= Digital Dictionary of Buddhism =

The project of the Digital Dictionary of Buddhism (usually referred to by the acronym DDB) was initiated by Charles Muller, a specialist in East Asian Buddhism, during his first year of graduate school when he realized the dearth of lexicographical works available for both East Asian Buddhism and classical Chinese. Since that time, he has continued to compile the terminology from the texts that he has studied and translated, extending for almost twenty years.

In 1995, with the advent of the Internet, Muller converted his data set from the word processor files in which they were originally stored, into HTML format, and placed them on his web site, to make his work-in-progress available to a broad audience, and see if it would be possible to take advantage of the WWW to encourage collaboration in the project.

Numerous scholars came forth to offer assistance in the form of both technical implementation and content contributions. Additionally, the project was able to secure a series of JSPS grants from 1997–2003, which greatly hastened the expansion of the coverage of both works. During this period, the storage format of the dictionaries was changed to SGML, and then XML. In 2001, with the help of Humanities Computing XML specialist Michael Beddow, the dictionaries were placed on the web in XML format with a search engine.

The DDB, as of July 2019, contains over 73,000 entries, including Buddhist terms, texts, schools, temples, and persons. Entries range from short glossary type, to full-length encyclopedic articles. Supported by dozens of collaborators with specialist expertise in many areas of Buddhist studies, the expansion rate of the DDB has been exponential in recent years.

A special dimension of the dictionaries is their usage of XML attributes to accredit contributors for their work at the level entry segments (XML "nodes") rather than only at the level of full entries. Being an ongoing digital project, entries and nodes of the work can be revised and expanded by their original authors, and supplemented by the contributions of others. Also, being a digital compilation, it is full-text searchable, and entries are hyperlinked.

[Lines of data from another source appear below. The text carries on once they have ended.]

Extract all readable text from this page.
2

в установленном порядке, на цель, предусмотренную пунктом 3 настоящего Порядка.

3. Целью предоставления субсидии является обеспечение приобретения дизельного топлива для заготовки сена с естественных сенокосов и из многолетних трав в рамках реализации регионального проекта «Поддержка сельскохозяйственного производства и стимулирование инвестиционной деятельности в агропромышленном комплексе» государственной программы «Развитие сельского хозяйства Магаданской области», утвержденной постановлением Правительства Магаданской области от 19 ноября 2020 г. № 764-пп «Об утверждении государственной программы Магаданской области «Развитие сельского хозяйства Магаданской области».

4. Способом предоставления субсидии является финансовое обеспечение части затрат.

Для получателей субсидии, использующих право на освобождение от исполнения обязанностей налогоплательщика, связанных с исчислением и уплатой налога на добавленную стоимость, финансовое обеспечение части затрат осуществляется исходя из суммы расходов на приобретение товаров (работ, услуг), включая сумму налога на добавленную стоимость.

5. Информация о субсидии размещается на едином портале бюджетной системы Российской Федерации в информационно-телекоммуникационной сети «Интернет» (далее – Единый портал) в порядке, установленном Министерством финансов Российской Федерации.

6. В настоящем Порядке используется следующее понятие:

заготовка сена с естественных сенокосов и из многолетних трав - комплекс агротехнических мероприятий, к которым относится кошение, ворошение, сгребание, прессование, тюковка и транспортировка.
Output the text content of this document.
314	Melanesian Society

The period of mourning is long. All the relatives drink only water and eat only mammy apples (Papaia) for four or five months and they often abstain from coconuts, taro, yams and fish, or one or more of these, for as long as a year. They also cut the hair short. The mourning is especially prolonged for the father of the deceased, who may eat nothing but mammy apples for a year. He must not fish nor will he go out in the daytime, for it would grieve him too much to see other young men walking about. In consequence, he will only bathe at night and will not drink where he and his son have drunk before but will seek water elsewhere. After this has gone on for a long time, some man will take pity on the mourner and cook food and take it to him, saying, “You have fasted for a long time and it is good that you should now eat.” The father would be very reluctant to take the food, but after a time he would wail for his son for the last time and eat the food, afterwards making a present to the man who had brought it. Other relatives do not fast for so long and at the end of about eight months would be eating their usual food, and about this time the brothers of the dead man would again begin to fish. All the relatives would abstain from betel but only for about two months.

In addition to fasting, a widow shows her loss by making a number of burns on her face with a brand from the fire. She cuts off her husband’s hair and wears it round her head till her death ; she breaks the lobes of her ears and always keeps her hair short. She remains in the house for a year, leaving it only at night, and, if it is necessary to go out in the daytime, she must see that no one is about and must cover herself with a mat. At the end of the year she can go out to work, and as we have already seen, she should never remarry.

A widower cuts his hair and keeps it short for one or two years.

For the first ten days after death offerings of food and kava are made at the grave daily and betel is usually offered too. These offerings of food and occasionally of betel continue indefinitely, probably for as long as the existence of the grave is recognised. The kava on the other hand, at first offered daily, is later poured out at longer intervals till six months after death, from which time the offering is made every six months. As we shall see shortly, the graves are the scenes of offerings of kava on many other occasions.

Editorial privileges are limited to accredited specialists in the field of Buddhist Studies, in order to avoid inaccuracies and various sectarian distortions.

Very unusually for an online dictionary, a username and password is required for all access; casual users are still required log in as "guest". Guest users of the dictionary are restricted to ten searches per day. This is a major limitation on the usefulness of the dictionary for those who have no way to earn access by contributing entries.